Третью рюмку он выпивал за Оксану и после этого уже не прикасался к вину целый день, но не отходил от стола. Григорий и Гаврила со своими семьями проведывали знакомых и родственников, бывали на митинге у обелиска и братской могилы, а старик все сидел возле стола: кто бы ни проходил, каждого просил выпить рюмочку за упокой Марии, Ефима и Оксаны. Приходили и любители хлебнуть на дармовщинку, но больше рюмки они не получали, а просить еще стеснялись. Вечером, когда Гаврила и Григорий заносили столы, когда невестки убирали посуду и съестное, уносили ковер с портретами и вешали на привычное место — в горнице над кроватью — и уезжали, расходились по домам, Федос Иванович оставался один. Он наливал графин вина, брал стакан, ставил на круглый дощатый столик под старым абрикосовым деревом, что росло между бассейном для воды и подвалом, и садился думать о своей жизни и о тех, кого любил и кого отняла у него война. В сумерках появлялся безрукий матрос Борис Латов. Приходил он трезвый, молча выпивал стакан вина и садился рядом со стариком. Минут через двадцать он выпивал второй стакан, поднимался и уходил прочь.
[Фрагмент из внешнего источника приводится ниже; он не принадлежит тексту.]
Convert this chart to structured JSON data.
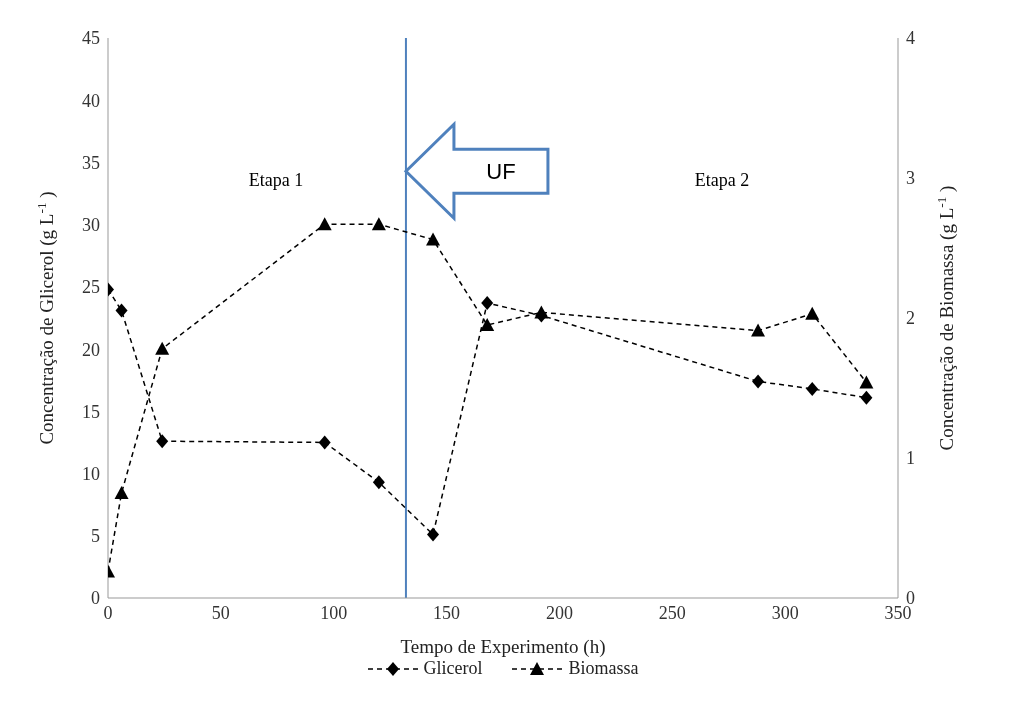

«Серьезный человек! — думал про Латова старик. — Может же держать себя, а не хочет. Почему? Да потому что жить он предполагал вместе с Оксаной, а ее убили, и его жизни нет опоры на земле. Мечется, лютует, видно, смерти ищет, а она не берет его, мимо проходит. И война его сберегла…» Во время штурма высоты под Керчью Борис подхватил знамя из рук падающего матроса. Сам высокий, да еще знамя вздымал над собой — вел матросов по обрывистому склону, но пули секанули по рукам, раздробили ладони. Теперь вместо пальцев — черные кожаные чехольчики, страшные даже по своему виду. И если кто попадется ему, когда он бушует, то стерегись: расквасит, размесит лицо в кровь.